Nachtrag vom 10. Februar 2019

Bald neun Jahre ist es her, dass wir die Claus Guth Inszenierung der Daphne in Frankfurt sahen, eine Inszenierung, die nicht im Geringsten abgespielt ist. Ganz im Gegenteil. Beim Wiedersehen wird man auf Deutungen aufmerksam, die einem damals entgangen sind. Nur ein Beispiel: die „bukolische Tragödie“, wie sie Guth versteht, ist auch ein Kinderschänderstück. Daphne ist eben nicht nur das Opfer Apolls, wie es die gängige Variante des Mythos will. Ihre Traumata, ihre sexuelle Gestörtheit, ihre Flucht in das Vegetative, gehen auf ihre Kindheit zurück. Sie ist das Opfer eines Inzest, Opfer ihres Vaters (in der gängigen Variante der Flussgott Peneios). Diese zunächst befremdende Deutung fügt sich ein in das Spiel mit den Mythen. Daphne, die Schutz in der Natur sucht und zum Lorbeerbaum wird ist zugleich Myrrha, das Opfer des Inzests, das in einen Myrrhe-Baum verwandelt wird.

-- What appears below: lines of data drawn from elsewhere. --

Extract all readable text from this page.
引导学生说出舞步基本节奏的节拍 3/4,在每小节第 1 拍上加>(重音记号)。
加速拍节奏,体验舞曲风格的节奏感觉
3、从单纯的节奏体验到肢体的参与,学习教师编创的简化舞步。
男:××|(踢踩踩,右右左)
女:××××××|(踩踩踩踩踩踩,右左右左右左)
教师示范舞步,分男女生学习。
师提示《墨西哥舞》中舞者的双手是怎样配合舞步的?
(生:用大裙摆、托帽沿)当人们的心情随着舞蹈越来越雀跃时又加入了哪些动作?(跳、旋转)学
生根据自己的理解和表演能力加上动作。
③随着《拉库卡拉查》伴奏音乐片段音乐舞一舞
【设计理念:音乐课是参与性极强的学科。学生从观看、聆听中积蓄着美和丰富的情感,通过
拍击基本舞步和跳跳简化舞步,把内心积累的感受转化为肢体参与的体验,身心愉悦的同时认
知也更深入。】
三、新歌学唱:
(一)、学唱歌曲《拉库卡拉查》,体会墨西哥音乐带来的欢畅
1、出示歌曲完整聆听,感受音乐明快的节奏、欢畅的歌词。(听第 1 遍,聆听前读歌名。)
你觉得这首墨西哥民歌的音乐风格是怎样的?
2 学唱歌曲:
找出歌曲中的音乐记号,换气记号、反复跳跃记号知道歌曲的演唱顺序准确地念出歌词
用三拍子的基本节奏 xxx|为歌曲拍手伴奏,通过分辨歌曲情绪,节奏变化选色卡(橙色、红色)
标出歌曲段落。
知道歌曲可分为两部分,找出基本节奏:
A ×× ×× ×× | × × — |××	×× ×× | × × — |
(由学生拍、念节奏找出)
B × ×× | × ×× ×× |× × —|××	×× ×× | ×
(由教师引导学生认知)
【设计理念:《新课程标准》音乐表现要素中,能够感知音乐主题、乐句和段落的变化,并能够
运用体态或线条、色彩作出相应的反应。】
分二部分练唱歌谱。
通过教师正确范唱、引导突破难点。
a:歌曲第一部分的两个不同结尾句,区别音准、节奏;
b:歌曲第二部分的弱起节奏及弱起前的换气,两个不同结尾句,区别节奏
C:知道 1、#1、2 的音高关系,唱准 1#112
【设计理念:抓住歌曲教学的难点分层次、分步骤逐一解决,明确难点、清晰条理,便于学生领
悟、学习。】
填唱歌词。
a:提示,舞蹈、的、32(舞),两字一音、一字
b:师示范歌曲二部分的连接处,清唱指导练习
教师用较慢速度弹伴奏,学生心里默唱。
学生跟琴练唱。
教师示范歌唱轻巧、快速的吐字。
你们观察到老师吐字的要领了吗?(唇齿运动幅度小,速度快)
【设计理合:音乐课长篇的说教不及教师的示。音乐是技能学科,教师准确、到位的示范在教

Natürlich braucht man das Spiel mit den Mythen und die impliziten Verweise auf Freud gar nicht zu verfolgen. Es genügt, sich an den ‚glitzerten Klangteppich‘ der Strauss-Musik und an die so exzellenten Stimmen zu halten. Und man erlebt einen Strauss Abend der Extraklasse – mit Jane Archibald in der Titelrolle und Andreas Schager als Apollo.